0%
Still working...

LOUISE ERDRICH

Larry McMurtry once opined that even the best authors eventually run out of steam and can no longer produce the quality of work they did in the past. Despite a multitude of examples to the contrary, let’s suppose the (Lonesome) Doveman is correct. If so, Louise Erdrich, one of the best novelists of our time defies the laws of nature. From her opening act (Antelope Wife, 1984) through such gems as The Last Report on the Miracles at Little No Horse to her latest The Sentence Erdrich has produced an unbroken string of literary winners. Her pages are filled with magic and miracles, yet remain firmly on terra firma. How she does that I’ll never ever know, but she does.

The Sentence first refers to a period of incarceration to which our protagonist “Tookie” is sentenced for a framed up drug-smuggling charge. She’s out before too long and afterwards goes back to running her little book store (Erdrich herself, as many of us know, runs one such herself). She marries the man who arrested her. The store becomes haunted by the ghost of a woman who was a former customer but refuses to go away quietly. Or at all, really. There’s a daughter, Hetta, from whom Tookie is estranged, though things get better when Hetta has a baby. She won’t reveal the father, but the relationship survives somehow.

In the midst of all this is a character named Louise, another refugee from Erdrich’s life, perhaps, though there’s nothing overtly to suggest that about that that I could detect. There’s a church, a baptism, votive candles.There’s also a rugaroo, a wolf person who keeps coming back to life and who returns to certain places….”places where it hadn’t finished some wolf business.”

[See what I mean about making the paranormal appear absolutely normal when people speak about it so plainly and literally?] But then we make a leap. This from Tookie:

She (Flora, the ghost) died from reading a book.

‘People die from reading books, of course!’ Louise said sarcastically.
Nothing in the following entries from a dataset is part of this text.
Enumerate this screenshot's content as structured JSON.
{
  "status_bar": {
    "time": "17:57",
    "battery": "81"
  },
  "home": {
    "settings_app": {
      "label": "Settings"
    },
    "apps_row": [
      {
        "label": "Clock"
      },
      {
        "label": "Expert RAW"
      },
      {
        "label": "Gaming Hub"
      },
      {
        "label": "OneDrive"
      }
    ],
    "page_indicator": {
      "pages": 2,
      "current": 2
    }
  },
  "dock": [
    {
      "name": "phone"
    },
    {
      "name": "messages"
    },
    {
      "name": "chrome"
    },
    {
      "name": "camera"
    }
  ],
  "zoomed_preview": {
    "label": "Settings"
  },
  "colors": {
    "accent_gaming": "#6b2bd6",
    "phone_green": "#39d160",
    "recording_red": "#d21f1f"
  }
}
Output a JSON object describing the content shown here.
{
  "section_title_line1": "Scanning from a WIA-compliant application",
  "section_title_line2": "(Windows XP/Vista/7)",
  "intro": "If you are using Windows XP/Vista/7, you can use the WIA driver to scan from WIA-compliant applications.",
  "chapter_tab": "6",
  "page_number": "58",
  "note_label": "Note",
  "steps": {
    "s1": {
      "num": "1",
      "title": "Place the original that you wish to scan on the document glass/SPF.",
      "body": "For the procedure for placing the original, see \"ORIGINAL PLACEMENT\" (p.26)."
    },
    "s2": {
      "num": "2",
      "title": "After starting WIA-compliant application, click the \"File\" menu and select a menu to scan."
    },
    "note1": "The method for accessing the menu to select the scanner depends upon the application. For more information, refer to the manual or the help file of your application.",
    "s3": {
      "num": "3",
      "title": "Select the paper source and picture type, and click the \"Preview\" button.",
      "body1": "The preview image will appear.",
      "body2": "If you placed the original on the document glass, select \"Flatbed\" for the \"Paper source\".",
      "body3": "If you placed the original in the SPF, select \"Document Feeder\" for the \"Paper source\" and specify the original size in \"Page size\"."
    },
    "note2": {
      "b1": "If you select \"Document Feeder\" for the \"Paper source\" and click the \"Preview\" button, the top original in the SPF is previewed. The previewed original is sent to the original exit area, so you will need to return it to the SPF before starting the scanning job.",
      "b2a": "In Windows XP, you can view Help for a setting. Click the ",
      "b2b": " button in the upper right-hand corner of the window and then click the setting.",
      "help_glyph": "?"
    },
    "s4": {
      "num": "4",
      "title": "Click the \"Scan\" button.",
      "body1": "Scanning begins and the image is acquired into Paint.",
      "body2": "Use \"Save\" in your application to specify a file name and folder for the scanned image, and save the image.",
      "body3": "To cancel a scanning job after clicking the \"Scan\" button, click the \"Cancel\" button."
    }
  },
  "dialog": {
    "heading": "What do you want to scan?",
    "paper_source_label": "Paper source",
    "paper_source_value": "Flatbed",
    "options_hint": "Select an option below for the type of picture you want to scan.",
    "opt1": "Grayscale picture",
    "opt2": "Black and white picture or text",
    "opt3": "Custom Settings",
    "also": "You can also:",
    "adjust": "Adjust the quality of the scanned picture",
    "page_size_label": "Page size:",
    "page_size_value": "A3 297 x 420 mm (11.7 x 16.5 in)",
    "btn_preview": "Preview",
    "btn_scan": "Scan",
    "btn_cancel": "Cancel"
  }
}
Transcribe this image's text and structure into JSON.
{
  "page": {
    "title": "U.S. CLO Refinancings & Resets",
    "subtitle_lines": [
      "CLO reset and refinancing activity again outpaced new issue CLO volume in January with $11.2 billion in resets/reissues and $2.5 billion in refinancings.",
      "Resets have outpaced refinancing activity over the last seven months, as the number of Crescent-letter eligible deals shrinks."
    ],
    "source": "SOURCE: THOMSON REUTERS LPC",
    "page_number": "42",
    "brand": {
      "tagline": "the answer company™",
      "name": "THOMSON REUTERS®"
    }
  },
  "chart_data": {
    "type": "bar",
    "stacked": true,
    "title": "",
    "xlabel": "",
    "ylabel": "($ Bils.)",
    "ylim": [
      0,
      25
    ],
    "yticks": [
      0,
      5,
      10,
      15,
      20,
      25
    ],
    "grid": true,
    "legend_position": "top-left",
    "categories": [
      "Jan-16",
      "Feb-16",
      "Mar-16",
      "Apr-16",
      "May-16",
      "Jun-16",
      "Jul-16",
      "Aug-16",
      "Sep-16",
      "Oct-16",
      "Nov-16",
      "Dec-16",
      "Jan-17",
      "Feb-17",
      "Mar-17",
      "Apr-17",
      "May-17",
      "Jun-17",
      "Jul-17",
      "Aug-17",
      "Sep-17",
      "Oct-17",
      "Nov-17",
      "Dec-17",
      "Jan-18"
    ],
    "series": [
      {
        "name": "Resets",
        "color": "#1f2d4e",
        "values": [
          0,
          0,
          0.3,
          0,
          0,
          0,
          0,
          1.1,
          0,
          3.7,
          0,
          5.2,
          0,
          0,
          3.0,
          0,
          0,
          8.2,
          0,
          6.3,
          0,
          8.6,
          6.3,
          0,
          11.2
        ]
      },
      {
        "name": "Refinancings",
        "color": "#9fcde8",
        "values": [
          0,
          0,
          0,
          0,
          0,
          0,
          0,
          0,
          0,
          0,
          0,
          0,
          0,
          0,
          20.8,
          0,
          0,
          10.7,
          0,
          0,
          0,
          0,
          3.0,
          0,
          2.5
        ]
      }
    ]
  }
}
What I’m trying to say. . .’

‘Books aren’t meant to be safe. Sadly, or heroically, depending on the way you look at it, books do kill people.’

‘In places where books are forbidden of course. . .What I’m trying to say is that a certain sentence of the book–a written sentence, a very powerful sentence–killed Flora.’

Louise was silent. after a few moments she spoke.

‘I wish I could write a sentence like that.’

So, suddenly, the novel, instead of proceeding from a fairly inconsequential fictional pronouncement of incarceration–the ‘Sentence’ we thought we were reading about–we’re amazingly talking about the power of the written word itself. Halfway through the book, we’re spun into another dimension, smoothly and forcefully, before we even realize we were traveling.

And then it’s cremation. Except how do you cremate a ghost? You’ll have to ask Erdrich, and to ask her you have to read every sentence of The Sentence. Not at all an unpleasant thing to be sentenced to. Like every other work of hers, you’ll find these pages amusing, baffling, inspiring and magical.